When Ana Oprisan isn’t investigating critical and supercritical fluid properties on the International Space Station (ISS), she’s on campus leading undergraduate research in the Department of Physics and Astronomy.
With the help of the most recent microgravity experimental data from a mini-laboratory aboard the ISS, Oprisan’s students have co-authored peer-reviewed papers; presented at international, national, regional and local conferences; and received research awards from the South Carolina Academy of Science, Phi Kappa Phi, Sigma Xi, and the College’s School of Sciences and Mathematics and Department of Physics and Astronomy.
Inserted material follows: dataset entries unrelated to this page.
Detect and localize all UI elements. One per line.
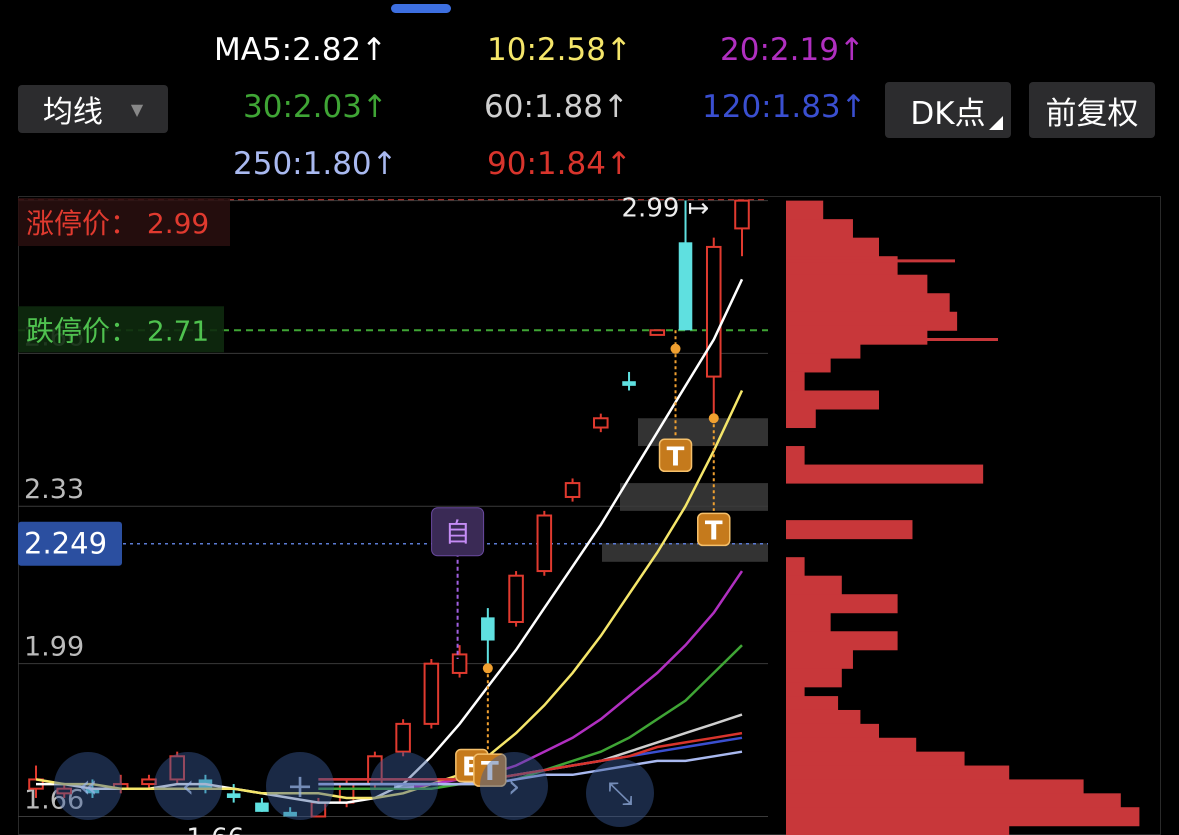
volume-profile-bar [786,237,879,257]
kline-chart[interactable]: 2.992.331.991.662.662.249TTBT自2.99↦1.66涨… [18,196,1161,835]
marker-dot [670,343,681,354]
t-marker: T [697,512,731,546]
dk-point-label: DK点 [910,95,986,132]
price-axis-label: 1.99 [24,632,84,663]
volume-profile-bar [786,353,831,373]
ma-line-ma10 [35,389,744,800]
ma-selector-label: 均线 [42,95,103,130]
volume-profile-bar [786,371,805,391]
volume-profile-bar [786,631,898,651]
candle-body [536,514,553,573]
candle-body [705,245,722,378]
volume-profile-bar [786,293,950,313]
nav-zoom-out-icon: − [391,767,418,805]
volume-profile-bar [786,219,853,239]
volume-profile-bar [786,446,805,466]
drag-handle[interactable] [391,4,451,13]
forward-adjust-label: 前复权 [1045,95,1139,132]
candle-body [649,329,666,336]
nav-next-icon: › [508,767,521,805]
candle-body [395,722,411,753]
nav-zoom-in-icon: + [287,767,314,805]
volume-profile-bar [786,464,984,484]
price-axis-label: 2.33 [24,474,84,505]
ma-indicator-ma90: 90:1.84↑ [487,146,632,182]
ma-indicator-ma120: 120:1.83↑ [702,89,867,125]
candle-body [226,793,241,798]
current-price-label: 2.249 [24,527,107,561]
ma-indicator-ma10: 10:2.58↑ [487,32,632,68]
limit-down-label: 跌停价： 2.71 [26,314,209,347]
candle-body [481,617,495,641]
nav-prev-icon: ‹ [182,767,195,805]
corner-triangle-icon [989,116,1003,130]
t-marker: T [658,438,693,472]
t-marker-label: T [667,442,685,472]
marker-dot [482,663,493,674]
candle-body [508,574,524,623]
candle-body [678,242,693,331]
candle-body [255,802,269,812]
ma-selector-dropdown[interactable]: 均线 ▼ [18,85,168,133]
candle-body [451,653,468,674]
nav-reset-icon: ⤡ [607,774,633,812]
price-zone [602,543,768,562]
high-price-marker: 2.99 [622,196,680,224]
marker-dot [708,413,719,424]
volume-profile-bar [786,200,824,220]
volume-profile-bar [786,256,898,276]
ma-indicator-ma250: 250:1.80↑ [233,146,398,182]
t-marker-label: T [705,516,723,546]
candle-body [423,662,440,725]
candle-body [734,199,750,230]
candle-body [338,783,355,804]
chart-border [18,196,1161,835]
volume-profile-bar [786,575,842,595]
ma-indicator-ma30: 30:2.03↑ [243,89,388,125]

In non-Ph.D. terms, Oprisan and her students study the evolution of microscopic patterns in critical fluids during the transition from vapor to liquid. Supercritical fluids occur when distinct liquid and gas phases do not exist. At the supercritical state, these fluids can flow through solids like a gas and dissolve materials like a liquid.
This research is important because supercritical fluids are used in the food industry for processes like the decaffeination of coffee or flavor extraction from plants. These fluids are also leading the way for nonpollutant solvents in the green chemistry movement. Space exploration relies on hydrogen and oxygen stored in supercritical state.
“I study the properties of fluids, such as viscosity [how easy they flow], thermal conductivity, diffusion and compressibility,” says Oprisan. “These properties are very important for the practical design of future devices both in green chemistry and space exploration.”
She and her students are currently studying the diffusion of gold, silver and iron oxide nanocolloids for their potential applications in medicine as transporters of drugs through the bloodstream. This can be used to target specific points in the body, which could be useful in cancer research.
Basically, Oprisan and her students are looking to save the planet and its inhabitants, while also helping to pave the way for future space exploration, one nanoparticle at a time.